Seabees, South Koreans prep for runway attacks
Stars and Stripes March 3, 2008
CHINHAE NAVAL BASE, South Korea — Fortunately, there are universal hand gestures for phrases like “Move there;” “Line up these notches;” and “Don’t get run over by the forklift.”
Hand signals and a few mutually understood words allowed Navy Seabees and South Korean sailors to coordinate a joint rapid runway repair Friday, an operation crucial during battle to getting planes into the sky.
The timed event required 12 Seabees from U.S. Navy Construction Battalion Five and 23 South Korean sailors to fill a runway crater, assemble a 360-square-foot fiberglass mat and secure it over the crater.
The sailors had 45 minutes Friday to complete the exercise.
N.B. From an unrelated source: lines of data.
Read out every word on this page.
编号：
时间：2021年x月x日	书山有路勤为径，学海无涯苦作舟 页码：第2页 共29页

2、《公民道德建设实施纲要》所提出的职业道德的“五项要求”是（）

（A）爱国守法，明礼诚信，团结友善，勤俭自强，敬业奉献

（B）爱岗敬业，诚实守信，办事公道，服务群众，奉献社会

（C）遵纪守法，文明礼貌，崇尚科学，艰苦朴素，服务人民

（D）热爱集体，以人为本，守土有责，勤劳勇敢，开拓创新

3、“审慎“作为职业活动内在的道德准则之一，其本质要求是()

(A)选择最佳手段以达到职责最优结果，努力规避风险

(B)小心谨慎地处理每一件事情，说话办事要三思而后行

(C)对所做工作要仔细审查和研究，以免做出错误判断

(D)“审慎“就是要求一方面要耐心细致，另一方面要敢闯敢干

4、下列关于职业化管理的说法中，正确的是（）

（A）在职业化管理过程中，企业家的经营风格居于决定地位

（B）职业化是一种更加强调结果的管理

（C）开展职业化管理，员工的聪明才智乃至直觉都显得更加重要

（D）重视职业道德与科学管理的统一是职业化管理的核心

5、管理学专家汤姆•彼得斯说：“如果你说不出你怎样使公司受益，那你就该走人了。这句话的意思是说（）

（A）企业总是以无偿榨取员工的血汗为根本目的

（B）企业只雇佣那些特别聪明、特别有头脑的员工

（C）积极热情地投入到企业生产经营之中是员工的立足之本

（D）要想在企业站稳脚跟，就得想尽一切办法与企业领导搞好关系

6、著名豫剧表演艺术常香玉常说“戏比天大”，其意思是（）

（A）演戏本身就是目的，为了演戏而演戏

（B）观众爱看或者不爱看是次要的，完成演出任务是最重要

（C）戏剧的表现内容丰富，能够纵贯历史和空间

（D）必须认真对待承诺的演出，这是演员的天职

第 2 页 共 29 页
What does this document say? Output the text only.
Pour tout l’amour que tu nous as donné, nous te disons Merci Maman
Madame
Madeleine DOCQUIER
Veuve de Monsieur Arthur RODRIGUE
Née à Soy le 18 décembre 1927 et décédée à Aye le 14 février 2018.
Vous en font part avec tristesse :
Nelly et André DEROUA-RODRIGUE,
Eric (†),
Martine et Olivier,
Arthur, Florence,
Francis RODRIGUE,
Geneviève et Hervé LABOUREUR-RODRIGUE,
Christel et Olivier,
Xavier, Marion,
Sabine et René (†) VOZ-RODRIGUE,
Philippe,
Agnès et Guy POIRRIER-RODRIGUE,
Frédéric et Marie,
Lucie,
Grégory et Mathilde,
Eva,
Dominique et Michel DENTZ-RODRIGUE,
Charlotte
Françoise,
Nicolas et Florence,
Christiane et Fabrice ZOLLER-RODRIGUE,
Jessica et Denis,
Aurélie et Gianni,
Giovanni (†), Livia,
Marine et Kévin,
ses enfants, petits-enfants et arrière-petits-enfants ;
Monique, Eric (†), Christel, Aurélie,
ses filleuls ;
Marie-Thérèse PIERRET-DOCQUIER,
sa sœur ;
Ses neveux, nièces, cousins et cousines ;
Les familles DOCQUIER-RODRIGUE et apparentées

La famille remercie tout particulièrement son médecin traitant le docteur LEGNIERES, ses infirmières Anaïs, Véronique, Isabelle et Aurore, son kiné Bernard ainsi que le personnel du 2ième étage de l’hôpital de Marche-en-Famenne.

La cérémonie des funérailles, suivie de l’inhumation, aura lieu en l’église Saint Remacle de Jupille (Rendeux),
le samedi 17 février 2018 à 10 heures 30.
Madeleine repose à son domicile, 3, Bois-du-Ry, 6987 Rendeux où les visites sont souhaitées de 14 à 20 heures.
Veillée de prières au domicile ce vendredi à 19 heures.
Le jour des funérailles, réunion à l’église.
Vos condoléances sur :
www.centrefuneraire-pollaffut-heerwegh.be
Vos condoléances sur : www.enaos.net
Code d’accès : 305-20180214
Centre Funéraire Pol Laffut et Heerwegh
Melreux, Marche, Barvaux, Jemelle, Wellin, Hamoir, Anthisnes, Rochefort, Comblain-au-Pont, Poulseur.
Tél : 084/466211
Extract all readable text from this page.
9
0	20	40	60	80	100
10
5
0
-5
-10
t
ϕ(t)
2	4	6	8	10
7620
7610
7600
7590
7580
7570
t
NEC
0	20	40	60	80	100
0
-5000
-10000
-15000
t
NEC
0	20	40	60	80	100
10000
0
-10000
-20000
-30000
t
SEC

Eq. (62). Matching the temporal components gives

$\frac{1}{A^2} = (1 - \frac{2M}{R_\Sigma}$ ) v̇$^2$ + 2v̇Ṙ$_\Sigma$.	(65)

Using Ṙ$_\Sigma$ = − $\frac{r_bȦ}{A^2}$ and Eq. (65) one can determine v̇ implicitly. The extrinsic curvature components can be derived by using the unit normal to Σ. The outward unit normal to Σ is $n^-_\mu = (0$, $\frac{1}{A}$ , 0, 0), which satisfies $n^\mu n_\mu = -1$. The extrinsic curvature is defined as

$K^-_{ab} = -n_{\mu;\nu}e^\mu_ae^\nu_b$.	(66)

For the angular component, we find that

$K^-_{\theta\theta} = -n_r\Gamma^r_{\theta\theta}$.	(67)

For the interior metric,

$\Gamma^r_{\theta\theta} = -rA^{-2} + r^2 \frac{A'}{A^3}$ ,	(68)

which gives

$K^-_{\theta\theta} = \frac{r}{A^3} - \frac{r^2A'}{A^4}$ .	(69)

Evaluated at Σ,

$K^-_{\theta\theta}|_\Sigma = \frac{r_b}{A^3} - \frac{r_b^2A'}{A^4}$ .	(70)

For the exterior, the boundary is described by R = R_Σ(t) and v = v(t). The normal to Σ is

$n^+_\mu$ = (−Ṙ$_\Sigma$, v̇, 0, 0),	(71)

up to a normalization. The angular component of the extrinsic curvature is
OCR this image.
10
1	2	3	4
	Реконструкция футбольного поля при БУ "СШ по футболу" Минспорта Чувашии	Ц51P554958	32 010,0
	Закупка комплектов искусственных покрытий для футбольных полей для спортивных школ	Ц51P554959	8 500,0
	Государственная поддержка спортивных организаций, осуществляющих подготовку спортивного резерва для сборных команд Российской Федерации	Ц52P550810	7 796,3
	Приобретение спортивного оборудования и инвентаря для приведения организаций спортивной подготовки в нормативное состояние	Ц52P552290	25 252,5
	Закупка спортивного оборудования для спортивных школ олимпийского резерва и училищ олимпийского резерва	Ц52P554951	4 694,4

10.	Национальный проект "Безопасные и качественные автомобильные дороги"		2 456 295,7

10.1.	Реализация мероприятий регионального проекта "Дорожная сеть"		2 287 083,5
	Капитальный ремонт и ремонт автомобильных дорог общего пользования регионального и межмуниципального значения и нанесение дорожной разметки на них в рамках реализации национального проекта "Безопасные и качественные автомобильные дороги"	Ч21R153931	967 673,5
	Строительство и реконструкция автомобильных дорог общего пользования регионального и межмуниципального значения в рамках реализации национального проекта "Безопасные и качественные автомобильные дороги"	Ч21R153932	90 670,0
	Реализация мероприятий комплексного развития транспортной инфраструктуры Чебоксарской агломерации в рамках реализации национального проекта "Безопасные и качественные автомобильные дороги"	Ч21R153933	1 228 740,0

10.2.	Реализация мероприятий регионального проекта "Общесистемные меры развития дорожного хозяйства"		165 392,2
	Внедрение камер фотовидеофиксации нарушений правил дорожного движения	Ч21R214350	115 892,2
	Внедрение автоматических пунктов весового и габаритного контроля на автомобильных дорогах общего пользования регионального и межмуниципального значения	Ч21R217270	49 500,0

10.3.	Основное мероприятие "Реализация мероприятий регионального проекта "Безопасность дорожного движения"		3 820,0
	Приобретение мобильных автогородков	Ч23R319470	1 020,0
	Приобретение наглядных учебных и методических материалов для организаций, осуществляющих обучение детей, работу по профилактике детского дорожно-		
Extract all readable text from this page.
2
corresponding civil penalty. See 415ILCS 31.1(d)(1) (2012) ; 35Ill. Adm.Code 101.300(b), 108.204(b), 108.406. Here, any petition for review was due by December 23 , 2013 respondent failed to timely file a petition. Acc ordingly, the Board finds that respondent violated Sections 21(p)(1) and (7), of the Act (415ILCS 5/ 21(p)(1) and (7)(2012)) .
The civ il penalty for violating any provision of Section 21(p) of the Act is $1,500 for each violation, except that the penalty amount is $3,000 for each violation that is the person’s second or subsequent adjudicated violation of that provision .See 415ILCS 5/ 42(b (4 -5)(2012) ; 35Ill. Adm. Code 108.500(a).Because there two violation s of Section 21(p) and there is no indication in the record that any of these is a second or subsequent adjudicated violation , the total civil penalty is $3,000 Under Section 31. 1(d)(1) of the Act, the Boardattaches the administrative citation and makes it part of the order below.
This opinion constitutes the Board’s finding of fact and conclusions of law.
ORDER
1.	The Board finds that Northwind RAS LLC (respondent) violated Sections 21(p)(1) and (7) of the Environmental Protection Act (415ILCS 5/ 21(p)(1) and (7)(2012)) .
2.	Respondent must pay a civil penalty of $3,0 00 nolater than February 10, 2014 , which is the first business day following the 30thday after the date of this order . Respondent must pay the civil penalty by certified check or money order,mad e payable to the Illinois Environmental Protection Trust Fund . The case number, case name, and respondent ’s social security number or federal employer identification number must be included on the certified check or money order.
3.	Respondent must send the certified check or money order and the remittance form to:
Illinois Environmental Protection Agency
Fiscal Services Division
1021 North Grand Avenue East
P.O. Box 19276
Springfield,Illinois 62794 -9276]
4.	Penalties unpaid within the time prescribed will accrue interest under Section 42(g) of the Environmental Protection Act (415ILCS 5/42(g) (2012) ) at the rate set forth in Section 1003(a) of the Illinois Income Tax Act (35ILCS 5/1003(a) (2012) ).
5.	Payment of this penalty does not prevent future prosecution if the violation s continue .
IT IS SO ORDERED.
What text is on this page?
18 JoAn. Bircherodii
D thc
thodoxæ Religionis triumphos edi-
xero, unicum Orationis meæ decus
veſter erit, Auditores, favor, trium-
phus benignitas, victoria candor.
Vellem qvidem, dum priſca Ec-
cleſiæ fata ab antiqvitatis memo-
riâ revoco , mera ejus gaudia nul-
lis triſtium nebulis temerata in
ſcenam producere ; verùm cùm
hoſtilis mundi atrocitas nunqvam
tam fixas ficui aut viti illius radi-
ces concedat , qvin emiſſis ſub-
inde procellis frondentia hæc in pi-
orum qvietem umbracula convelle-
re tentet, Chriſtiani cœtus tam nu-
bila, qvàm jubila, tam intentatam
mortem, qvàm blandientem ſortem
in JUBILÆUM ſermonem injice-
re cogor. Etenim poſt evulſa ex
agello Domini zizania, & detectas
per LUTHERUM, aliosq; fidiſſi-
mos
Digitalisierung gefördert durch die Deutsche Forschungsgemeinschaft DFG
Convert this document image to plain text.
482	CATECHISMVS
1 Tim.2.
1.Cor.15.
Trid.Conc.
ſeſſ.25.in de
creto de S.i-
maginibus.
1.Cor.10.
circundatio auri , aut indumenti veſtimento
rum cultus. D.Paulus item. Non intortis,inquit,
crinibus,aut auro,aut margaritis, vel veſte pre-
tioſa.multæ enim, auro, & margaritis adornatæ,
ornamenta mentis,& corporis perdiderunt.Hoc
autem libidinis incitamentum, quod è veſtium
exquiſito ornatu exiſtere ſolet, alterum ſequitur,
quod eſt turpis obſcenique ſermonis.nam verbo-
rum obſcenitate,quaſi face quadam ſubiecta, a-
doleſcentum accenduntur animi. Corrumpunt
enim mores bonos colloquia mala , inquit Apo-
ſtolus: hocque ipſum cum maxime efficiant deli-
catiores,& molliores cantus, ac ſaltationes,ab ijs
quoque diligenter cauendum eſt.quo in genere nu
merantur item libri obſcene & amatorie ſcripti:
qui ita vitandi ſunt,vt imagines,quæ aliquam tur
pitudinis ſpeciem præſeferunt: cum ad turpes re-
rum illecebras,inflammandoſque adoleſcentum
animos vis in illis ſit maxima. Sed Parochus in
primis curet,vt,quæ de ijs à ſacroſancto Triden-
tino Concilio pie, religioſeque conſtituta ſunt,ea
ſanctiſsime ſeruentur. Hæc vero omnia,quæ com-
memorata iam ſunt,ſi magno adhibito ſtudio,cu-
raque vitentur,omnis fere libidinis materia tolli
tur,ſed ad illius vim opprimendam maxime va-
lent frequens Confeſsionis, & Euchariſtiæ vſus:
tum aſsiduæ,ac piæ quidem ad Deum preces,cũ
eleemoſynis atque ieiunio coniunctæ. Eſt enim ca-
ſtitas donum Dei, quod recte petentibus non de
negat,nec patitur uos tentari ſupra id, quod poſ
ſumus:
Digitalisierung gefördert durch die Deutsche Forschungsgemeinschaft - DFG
They finished the job in about 30 minutes.
The sailors cut their time down about 10 to 15 minutes over the past couple of days of training, said Petty Officer Second Class Ana Espinal.
The fiberglass cover required some muscle from about 20 sailors just to roll out. While others filled the crater with dump-truck loads of dirt about 60 yards away, most of the sailors worked on lining up the cover and locking it together with metal grommets.
The Port Hueneme, Calif.-based Seabees and the South Koreans worked in concert and didn’t show any noticeable miscommunications.
“They catch on quick,” said Petty Officer Third Class Alex Gagnon. “This was a good exchange on both sides of the house.”
Many of the sailors had never practiced the runway repair exercise before last month. A few said they had only a few days of familiarization.
But those who had done it before said they were impressed with the fiberglass mat.
Neither the South Korean nor U.S. Navy actually own fiberglass mats; the material was borrowed from the U.S. Air Force.
The older material normally used by the Navy is slower and requires sailors to assemble the mat piece-by-piece with locking pins.
After graders and rollers compacted the surface where the crater had been, sailors attached chains to a forklift and towed the mat.
Sailors said they were pleased with their time and that they could work with South Koreans sailors again without any problems.
“Some of them knew a few words of English, along with the [gestures],” said Petty Officer Third Class Jon Bosch. “It made things pretty easy.”